The researchers found significant changes in mortality trends in states that expanded Medicaid.
Prior to Medicaid expansion, the study finds, mortality trends among low-income older adults were similar in states that would and would not later expand Medicaid. But they sharply diverged starting in 2014, the first year of expansion. In 2014 the annual mortality rate for low-income older adults in expansion states fell by about 9 deaths per 10,000 people, compared to similar adults in non-expansion states, with the impact growing each year to about 21 deaths per 10,000 people in year 4.
And the life-saving results are likely to become even more significant. CBPP highlights that the longer Medicaid is available in an area, the more impactful the program proved.
First, as the authors note, the effects grow in each year covered by the study (2014-2017), so it appears that “prolonged exposure to Medicaid results in increasing health improvements,” indicating that annual impacts in later years might be larger. Second, the study omits four states and Washington, D.C. that expanded Medicaid under the ACA but did so before 2014. In total, these states now cover about 8.6 million people, or about 20 percent as many as are covered in the expansion states the study does include.
The study credits the drops in deaths largely to decreasing mortality from the types of conditions expected to improve with health treatment, such as diabetes and cardiovascular disease. These findings seem to support existing research that credits access to medications for reductions in deaths in this age group.

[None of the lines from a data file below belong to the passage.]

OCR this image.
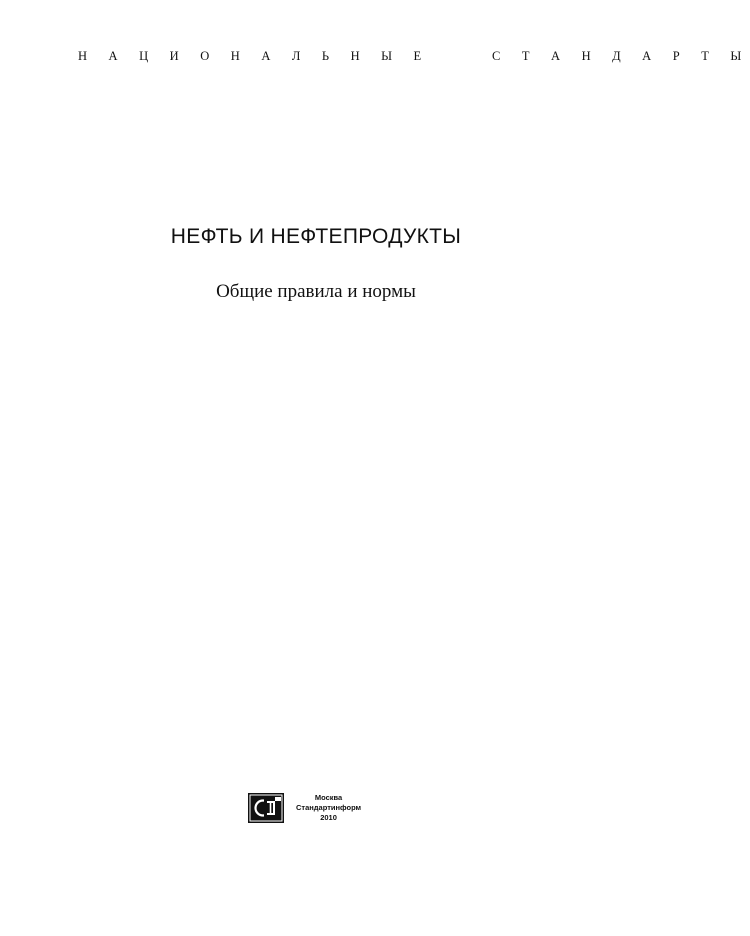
Н А Ц И О Н А Л Ь Н Ы Е     С Т А Н Д А Р Т Ы
НЕФТЬ И НЕФТЕПРОДУКТЫ
Общие правила и нормы
Москва
Стандартинформ
2010
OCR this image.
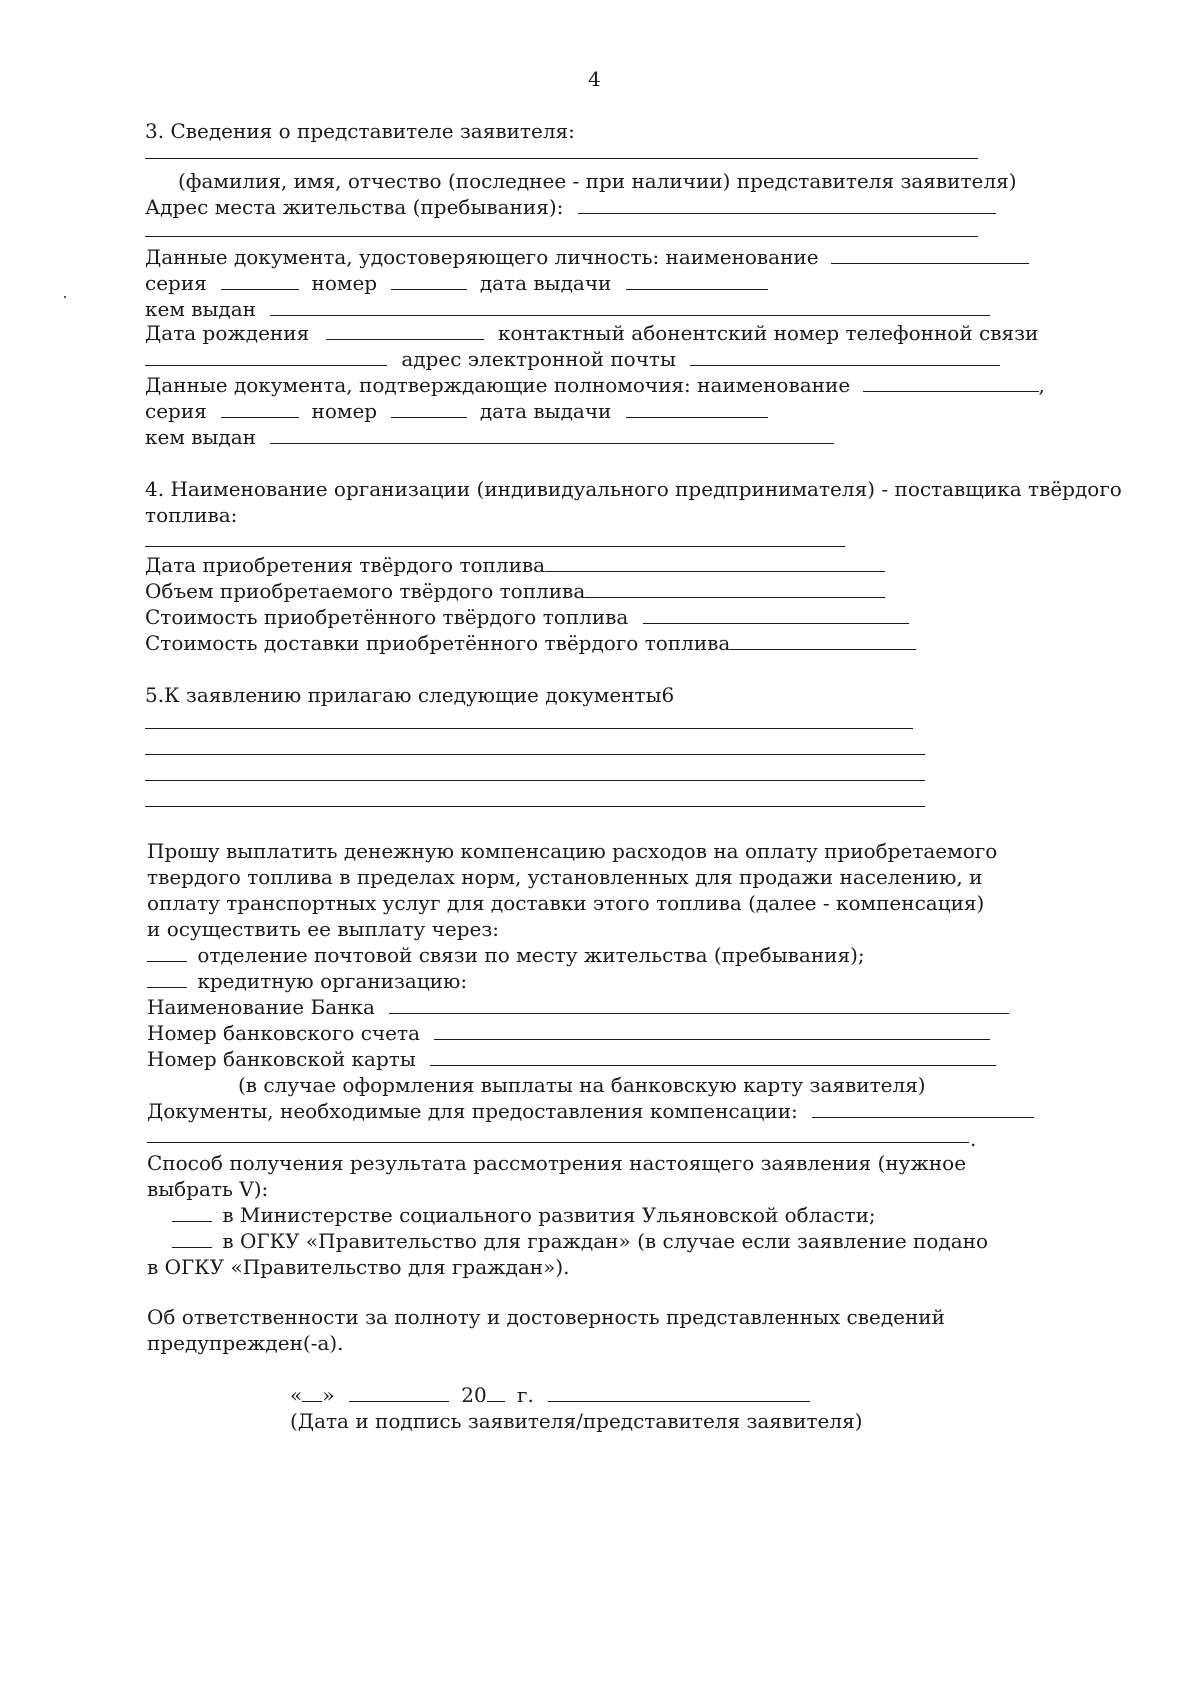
4
3. Сведения о представителе заявителя:
(фамилия, имя, отчество (последнее - при наличии) представителя заявителя)
Адрес места жительства (пребывания):
Данные документа, удостоверяющего личность: наименование
серия	номер	дата выдачи
кем выдан
Дата рождения	контактный абонентский номер телефонной связи
адрес электронной почты
Данные документа, подтверждающие полномочия: наименование	,
серия	номер	дата выдачи
кем выдан
4. Наименование организации (индивидуального предпринимателя) - поставщика твёрдого
топлива:
Дата приобретения твёрдого топлива
Объем приобретаемого твёрдого топлива
Стоимость приобретённого твёрдого топлива
Стоимость доставки приобретённого твёрдого топлива
5.К заявлению прилагаю следующие документы6
Прошу выплатить денежную компенсацию расходов на оплату приобретаемого
твердого топлива в пределах норм, установленных для продажи населению, и
оплату транспортных услуг для доставки этого топлива (далее - компенсация)
и осуществить ее выплату через:
отделение почтовой связи по месту жительства (пребывания);
кредитную организацию:
Наименование Банка
Номер банковского счета
Номер банковской карты
(в случае оформления выплаты на банковскую карту заявителя)
Документы, необходимые для предоставления компенсации:
.
Способ получения результата рассмотрения настоящего заявления (нужное
выбрать V):
в Министерстве социального развития Ульяновской области;
в ОГКУ «Правительство для граждан» (в случае если заявление подано
в ОГКУ «Правительство для граждан»).
Об ответственности за полноту и достоверность представленных сведений
предупрежден(-а).
« »	20 г.
(Дата и подпись заявителя/представителя заявителя)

CBPP underscored that 14 states have yet to adopt or implement expansion of Medicaid, despite clear evidence that the program saves lives.
This new evidence that thousands of lives are at stake should give states that have not yet expanded Medicaid one more reason to do so. It should also finally put to rest claims that Medicaid doesn’t provide quality coverage, such as Center for Medicare & Medicaid Services (CMS) Administrator Seema Verma’s suggestion that Medicaid expansion gave low-income adults ‘a[n insurance] card without care.’